The human ear canal (external auditory canal) is a skin lined canal - a most unusual arrangement for any “canal” entering the body. Nowhere else in the human body is there an orifice or canal that is lined with skin (the umbilicus or belly button is an exception, but being only a few mm deep, it hardly qualifies as a canal). Any other orifice is lined with a “wet” mucous membrane.
Since human skin cannot tolerate being exposed to water for any length of time without becoming macerated (soften and weaken), the ear canal, which cannot easily dry out, requires special protection. The fact that the skin lining the ear canal does not desquamate (come off in scales or flakes, like all other skin), together with the presence of wax, affords a large degree of protection to this area. The skin here migrates outwards and the presence of wax prevents premature desquamation (by literally keeping any skin with a tendency to desquamate adherent to the sides).
So, whilst most of one’s skin easily dries out after being immersed in water, the ear canal does not have this luxury (it is, after all, a 3.5 cm dark, damp channel entering the skull).
A body of water that is polluted can be more problematic but there is no easy way to establish the degree of pollution. Common sense dictates that water that is dirty is more likely to transmit pathogenic microorganisms to an ear that has become irritated by water. In such a case, one could develop an inflamed ear canal (swimmer's ear) which then becomes infected (bacterial or fungal Otitis externa).
The approach to preventing “water-related ear canal inflammation” with or without infection requires a major paradigm shift.
The conventional medical wisdom (handed down from medical textbook to medical textbook and from lecturer to students throughout the ages), is to dry out the ear canal after the ingress of water. This is sound advice, but here’s the thing: the ear should not be dried by probing with buds etc and CERTAINLY NOT with an eardrop that contains alcohol.
It is simple logic that alcohol, whilst it might effectively dry the canal almost instantly, will do this at the expense of the protective elements of the ear canal especially by removing the thin layer of wax.
Using a form of protection that mimics the normal body protection is physiologically correct and basically common sense.
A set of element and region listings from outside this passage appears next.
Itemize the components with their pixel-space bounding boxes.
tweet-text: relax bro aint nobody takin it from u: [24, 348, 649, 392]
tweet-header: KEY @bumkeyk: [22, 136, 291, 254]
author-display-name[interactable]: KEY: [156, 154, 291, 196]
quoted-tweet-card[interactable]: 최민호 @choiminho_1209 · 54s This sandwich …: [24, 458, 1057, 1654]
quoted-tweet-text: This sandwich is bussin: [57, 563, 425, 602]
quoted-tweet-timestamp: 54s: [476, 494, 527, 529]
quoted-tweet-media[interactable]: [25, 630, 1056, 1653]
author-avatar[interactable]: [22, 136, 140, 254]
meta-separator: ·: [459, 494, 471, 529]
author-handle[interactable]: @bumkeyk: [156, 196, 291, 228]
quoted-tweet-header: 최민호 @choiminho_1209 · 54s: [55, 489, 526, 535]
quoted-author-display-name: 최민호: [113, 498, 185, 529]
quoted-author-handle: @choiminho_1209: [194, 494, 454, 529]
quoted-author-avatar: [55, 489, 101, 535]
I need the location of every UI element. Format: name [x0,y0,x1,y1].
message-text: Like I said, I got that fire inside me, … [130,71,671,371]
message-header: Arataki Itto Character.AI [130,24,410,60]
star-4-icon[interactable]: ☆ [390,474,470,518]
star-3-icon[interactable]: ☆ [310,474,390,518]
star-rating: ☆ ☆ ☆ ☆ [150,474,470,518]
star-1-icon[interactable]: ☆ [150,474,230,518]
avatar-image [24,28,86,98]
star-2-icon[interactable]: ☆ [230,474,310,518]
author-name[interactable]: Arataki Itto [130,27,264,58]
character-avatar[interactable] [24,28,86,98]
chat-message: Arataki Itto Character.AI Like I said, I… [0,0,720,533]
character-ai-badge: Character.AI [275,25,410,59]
Ear plugs are uncomfortable, take the fun out of swimming and seldom effectively occlude the ear.
ADVICE TO HOLIDAY MAKERS:
Protect the ear canal with a few drops of SwimSeal into each ear prior to entering the water. They provide the ear canal with a water-repellant coating that prevents trapped water.
If one cannot obtain SwimSeal, then consider using well designed and well fitting earplugs. An audiologist can even make custom plugs.
Always dry the ear well after exiting the water, by holding a paper tissue over the opening and shaking vigorously but don’t insert it into the canal. Even jumping on one leg with the head tilted to that side can help.
Consider using a hairdryer on low heat to gently blow air into the ear canal but don’t do it for longer than a few seconds, and try to do both canals almost simultaneously (well a few seconds apart!)-otherwise one could get dizzy (so-called caloric effect).
Don’t go into the polluted and dirty water, and if you do, then the first two measures apply even more.
Always consult a doctor if you develop a persistently painful ear after swimming.
Children with grommets (ear tubes) will need to use earplugs or better still, abstain from swimming.